CSAE conference paper: Natural resource revenues are an increasingly important financing source for public investment in many developing economies. Investing volatile resource revenues, however, subjects an economy to macroeconomic instability. This paper applies to Angola the fiscal framework developed in Berg et al. (2012) that incorporates investment inefficiency and absorptive capacity constraints, often encountered in developing countries. The sustainable investing approach, which combines a stable fiscal regime with external savings, can convert resource wealth to development gains while maintaining economic stability. Stochastic simulations demonstrate how the framework can be used to inform allocations between capital spending and external savings in facing uncertain oil revenues. An overly aggressive scaling-up path could render insufficient fiscal buffer.
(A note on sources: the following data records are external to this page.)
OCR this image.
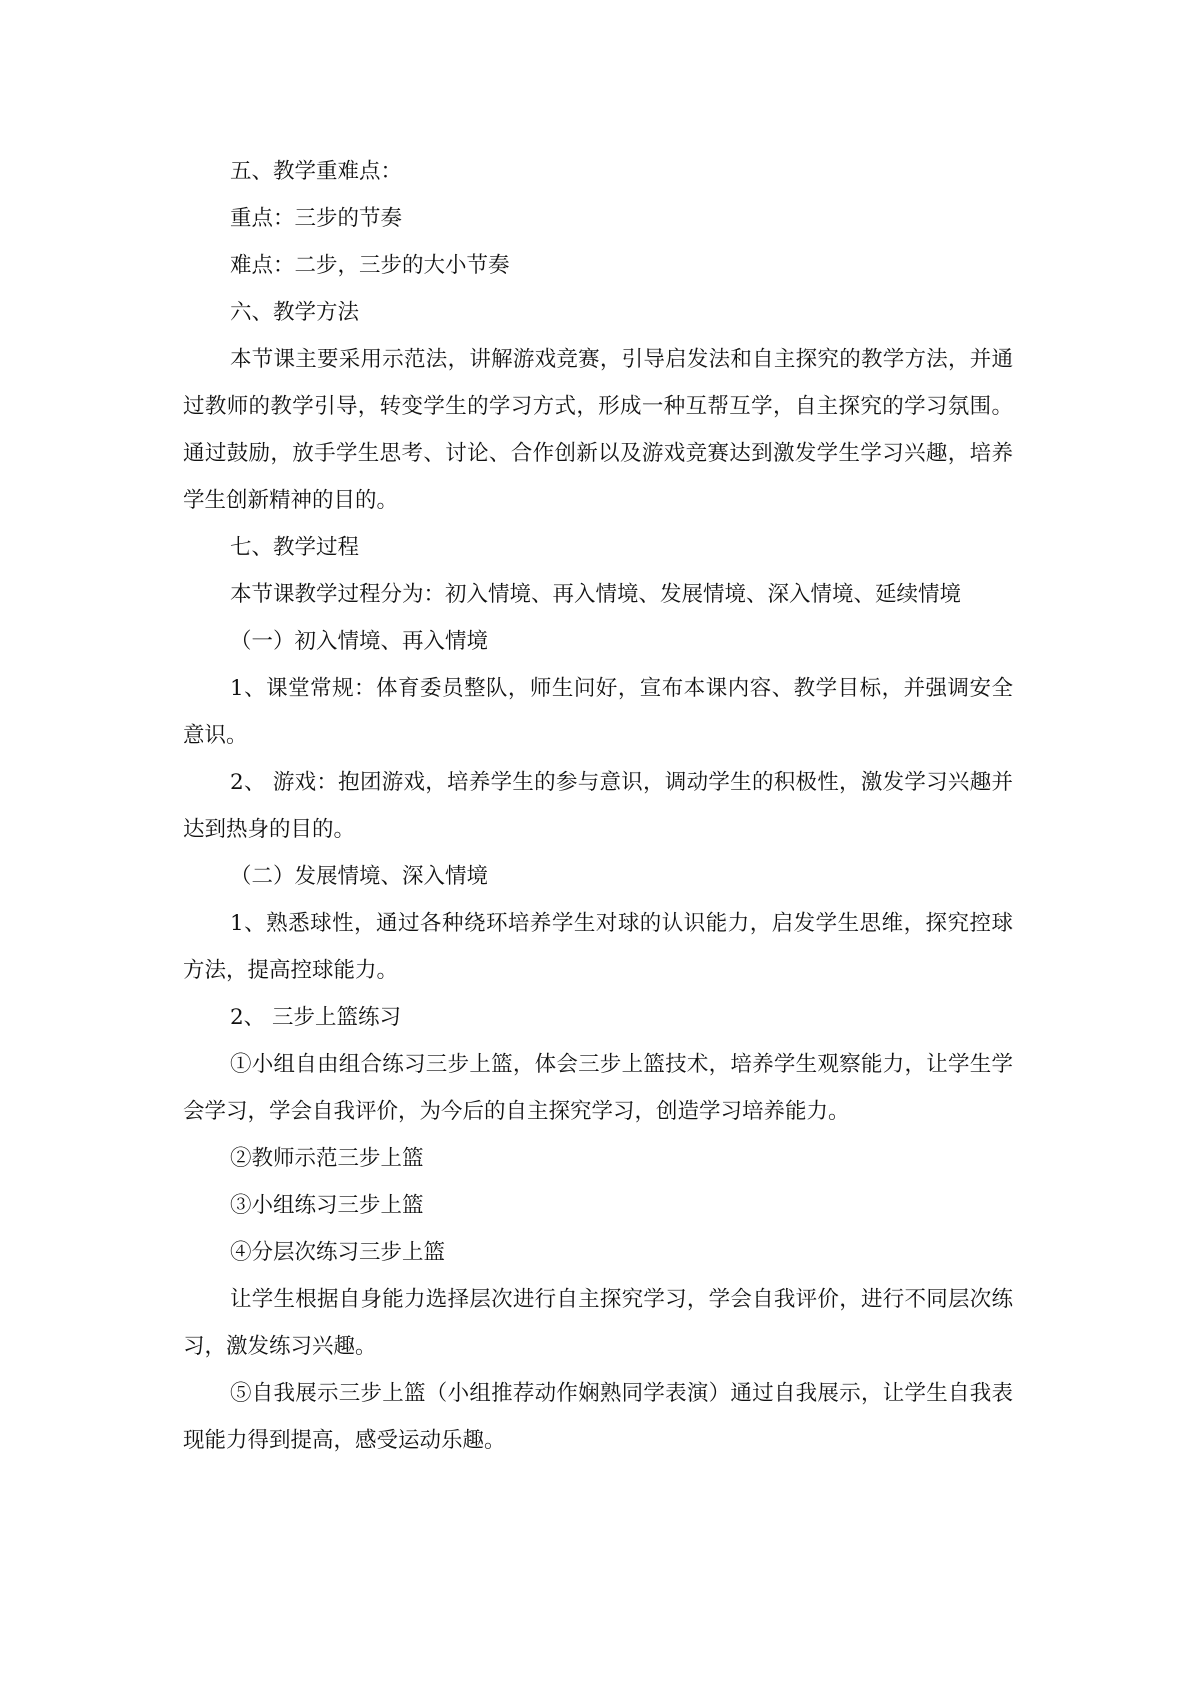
五、教学重难点：

重点：三步的节奏

难点：二步，三步的大小节奏

六、教学方法

本节课主要采用示范法，讲解游戏竞赛，引导启发法和自主探究的教学方法，并通过教师的教学引导，转变学生的学习方式，形成一种互帮互学，自主探究的学习氛围。通过鼓励，放手学生思考、讨论、合作创新以及游戏竞赛达到激发学生学习兴趣，培养学生创新精神的目的。

七、教学过程

本节课教学过程分为：初入情境、再入情境、发展情境、深入情境、延续情境

（一）初入情境、再入情境

1、课堂常规：体育委员整队，师生问好，宣布本课内容、教学目标，并强调安全意识。

2、 游戏：抱团游戏，培养学生的参与意识，调动学生的积极性，激发学习兴趣并达到热身的目的。

（二）发展情境、深入情境

1、熟悉球性，通过各种绕环培养学生对球的认识能力，启发学生思维，探究控球方法，提高控球能力。

2、 三步上篮练习

①小组自由组合练习三步上篮，体会三步上篮技术，培养学生观察能力，让学生学会学习，学会自我评价，为今后的自主探究学习，创造学习培养能力。

②教师示范三步上篮

③小组练习三步上篮

④分层次练习三步上篮

让学生根据自身能力选择层次进行自主探究学习，学会自我评价，进行不同层次练习，激发练习兴趣。

⑤自我展示三步上篮（小组推荐动作娴熟同学表演）通过自我展示，让学生自我表现能力得到提高，感受运动乐趣。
Consequently, negative oil shocks can interrupt investment progress and drive up the capital depreciation rate, disturbing economic stability and lowering the growth benefits of public investment.

Tuesday, March 5, 2013

Oil Discovery, Real Exchange Rate Appreciation and Poverty in Ghana

CSAE conference paper: The discovery of commercial quantities of oil and gas off the coast of Ghana in June 2008 has given rise to much optimism for improved prospects for accelerated growth and poverty reduction. However, although proper management of increased foreign exchange inflows may go a long way towards helping the government achieve the growth and poverty reduction objectives, the associated onset of Dutch disease may also reduce competitiveness in key export and import-competing sectors and adversely impact the livelihoods of major parts of the population. In order to assess the extent of vulnerability of Ghanaian households—particularly those at or below the national poverty line—to the likely appreciation in the real exchange rate (RER), this paper estimates the potential short-term impacts on poverty using a micro-accounting methodology drawing on the most recent round of the Ghanaian household survey.

Monday, March 4, 2013

From this week's Economist

Commodity Price Shocks and Fiscal Outcomes

CSAE conference paper: The experience of developing countries over 1990–2010 indicates that commodity prices have a significant impact on fiscal outcomes. Both revenue and expenditure rise in response to commodity (import or export) price increases; the response of the fiscal deficit is ambiguous. A floating exchange rate regime only partially offsets the impact; foreign-exchange reserves do not dampen the effects. Hence, there is a strong case for fiscal hedging against commodity price shocks. Hedging instruments based on a limited set of benchmark world prices for a narrow set of commodities may suffice to realize most of the potential benefits.

Friday, March 1, 2013

Optimal fiscal policy and different degrees of access to international capital markets

New WP by Kuralbayeva:  Empirically, the cyclical pattern of fiscal policy di ffers between developed and developing countries, with in particular much greater pro-cyclicality and volatility of public investment in developing countries. In this paper I provide a theoretical explanation for the observed differences by analyzing optimal fiscal policy under different degrees of access to world capital markets. If the supply of foreign capital is elastic, as in a developed country, then it is optimal to adjust to an adverse external shock by borrowing from abroad to finance public expenditure and cutting taxes to smooth private consumption. If the supply of foreign capital is inelastic, however, as in a developing country, the optimal adjustment policy is to reduce public investment (by much more than public consumption) and to raise consumption taxes.